On one occasion in the 1990’s a pastor from out of town spoke
to some of us in a small gathering.
His topic was “covenant love”.
After he was finished speaking he allowed for some discussion.
That opened the door for me to kindly suggest to him that the
term “covenant love” could not be found in the Bible.
Beyond that, you can’t find the concept that suggests a special
kind of exclusive love between certain people based on some kind of
special covenant. The
Biblical concept of love is simple.
God loves us, and with His love we love everyone that crosses our
path at any given time. This pastor didn’t really know how to respond
to my assertion, and I’m not sure he really wanted to anyway.
That’s usually the way it is when
you merely accept the latest Christian fad without serious thought and
study. The fact is, there is
only one covenant taught in the New Testament, and that’s God’s New
Covenant that all Christians have entered into.

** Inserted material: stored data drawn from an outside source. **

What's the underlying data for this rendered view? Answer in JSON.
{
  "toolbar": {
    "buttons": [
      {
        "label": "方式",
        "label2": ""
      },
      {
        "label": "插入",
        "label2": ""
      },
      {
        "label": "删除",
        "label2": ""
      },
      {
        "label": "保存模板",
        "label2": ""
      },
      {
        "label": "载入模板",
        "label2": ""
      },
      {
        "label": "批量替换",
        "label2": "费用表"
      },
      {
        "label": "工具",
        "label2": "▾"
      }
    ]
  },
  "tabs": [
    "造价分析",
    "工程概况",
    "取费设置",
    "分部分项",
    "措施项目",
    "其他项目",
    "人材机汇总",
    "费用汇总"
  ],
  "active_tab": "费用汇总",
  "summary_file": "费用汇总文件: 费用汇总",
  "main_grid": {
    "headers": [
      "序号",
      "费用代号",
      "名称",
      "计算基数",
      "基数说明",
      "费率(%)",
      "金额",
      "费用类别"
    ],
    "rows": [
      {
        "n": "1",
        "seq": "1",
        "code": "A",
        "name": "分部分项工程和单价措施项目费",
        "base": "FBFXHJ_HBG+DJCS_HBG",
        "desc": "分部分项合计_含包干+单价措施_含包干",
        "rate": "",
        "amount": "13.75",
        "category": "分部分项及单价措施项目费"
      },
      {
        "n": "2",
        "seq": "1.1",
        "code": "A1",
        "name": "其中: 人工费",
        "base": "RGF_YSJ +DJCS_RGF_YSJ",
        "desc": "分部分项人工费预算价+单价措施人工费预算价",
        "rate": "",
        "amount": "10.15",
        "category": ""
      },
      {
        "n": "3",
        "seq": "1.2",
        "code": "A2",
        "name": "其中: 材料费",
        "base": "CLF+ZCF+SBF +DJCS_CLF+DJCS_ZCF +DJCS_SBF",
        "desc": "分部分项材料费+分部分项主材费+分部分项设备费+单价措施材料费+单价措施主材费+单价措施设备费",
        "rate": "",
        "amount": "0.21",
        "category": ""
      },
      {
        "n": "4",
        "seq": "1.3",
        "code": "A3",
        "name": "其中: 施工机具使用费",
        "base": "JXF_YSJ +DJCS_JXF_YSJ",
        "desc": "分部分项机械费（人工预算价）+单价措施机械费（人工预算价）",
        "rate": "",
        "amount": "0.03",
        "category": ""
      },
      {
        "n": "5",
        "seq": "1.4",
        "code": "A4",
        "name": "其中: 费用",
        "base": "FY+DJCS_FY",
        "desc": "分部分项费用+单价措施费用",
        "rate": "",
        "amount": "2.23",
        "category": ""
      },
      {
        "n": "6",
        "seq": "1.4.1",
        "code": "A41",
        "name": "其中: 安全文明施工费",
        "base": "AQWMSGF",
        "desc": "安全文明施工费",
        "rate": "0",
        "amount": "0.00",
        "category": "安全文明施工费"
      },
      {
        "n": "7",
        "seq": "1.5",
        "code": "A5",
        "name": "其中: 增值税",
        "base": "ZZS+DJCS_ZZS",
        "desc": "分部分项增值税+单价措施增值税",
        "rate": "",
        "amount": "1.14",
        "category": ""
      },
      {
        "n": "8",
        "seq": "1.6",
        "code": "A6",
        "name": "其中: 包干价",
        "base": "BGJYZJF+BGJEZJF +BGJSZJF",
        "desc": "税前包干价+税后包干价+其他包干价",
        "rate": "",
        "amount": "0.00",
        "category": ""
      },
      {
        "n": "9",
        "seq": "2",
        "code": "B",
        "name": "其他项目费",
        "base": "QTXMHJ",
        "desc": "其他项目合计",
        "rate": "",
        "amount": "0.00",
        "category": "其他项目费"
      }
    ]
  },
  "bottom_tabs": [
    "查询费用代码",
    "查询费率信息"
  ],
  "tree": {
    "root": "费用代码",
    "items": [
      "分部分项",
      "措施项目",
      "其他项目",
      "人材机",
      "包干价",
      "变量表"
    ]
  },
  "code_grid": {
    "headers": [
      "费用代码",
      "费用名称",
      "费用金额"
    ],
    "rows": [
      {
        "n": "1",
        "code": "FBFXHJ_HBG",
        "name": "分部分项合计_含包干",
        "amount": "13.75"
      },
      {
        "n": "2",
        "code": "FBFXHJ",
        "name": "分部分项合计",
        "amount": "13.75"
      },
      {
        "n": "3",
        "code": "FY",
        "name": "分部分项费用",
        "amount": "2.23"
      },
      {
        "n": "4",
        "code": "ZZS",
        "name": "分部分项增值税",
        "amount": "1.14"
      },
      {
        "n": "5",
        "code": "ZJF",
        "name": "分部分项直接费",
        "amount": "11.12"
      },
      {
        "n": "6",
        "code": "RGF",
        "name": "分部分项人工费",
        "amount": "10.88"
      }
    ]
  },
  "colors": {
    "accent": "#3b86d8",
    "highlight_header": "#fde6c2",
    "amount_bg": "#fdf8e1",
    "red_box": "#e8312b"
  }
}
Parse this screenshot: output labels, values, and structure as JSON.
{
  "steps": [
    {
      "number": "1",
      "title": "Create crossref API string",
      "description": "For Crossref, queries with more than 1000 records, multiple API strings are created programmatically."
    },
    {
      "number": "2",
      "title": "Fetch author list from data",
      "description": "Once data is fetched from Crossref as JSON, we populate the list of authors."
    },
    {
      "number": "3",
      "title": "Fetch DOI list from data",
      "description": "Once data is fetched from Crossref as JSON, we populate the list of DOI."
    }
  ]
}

Because of this we are to love all our brothers and sisters in
Christ. We have no choice in
the matter. I understand
that practically speaking one can’t love all Christians with the same
intensity, but we can love those who may be in our presence at any given
moment, no matter who they are. Such
love isn’t based on an exclusive covenantal relationship, and
there’s no real need to put the word “covenant” in front of the
word “love”. It’s
simply God’s love expressed by us in meaningful and selfless actions. That’s
it. And let me suggest one
last thing, if there are no selfless actions associated with the love
you claim to have, there’s no love.
The degree to which such actions are demonstrated is the degree
to which you love, as seen in the book of James.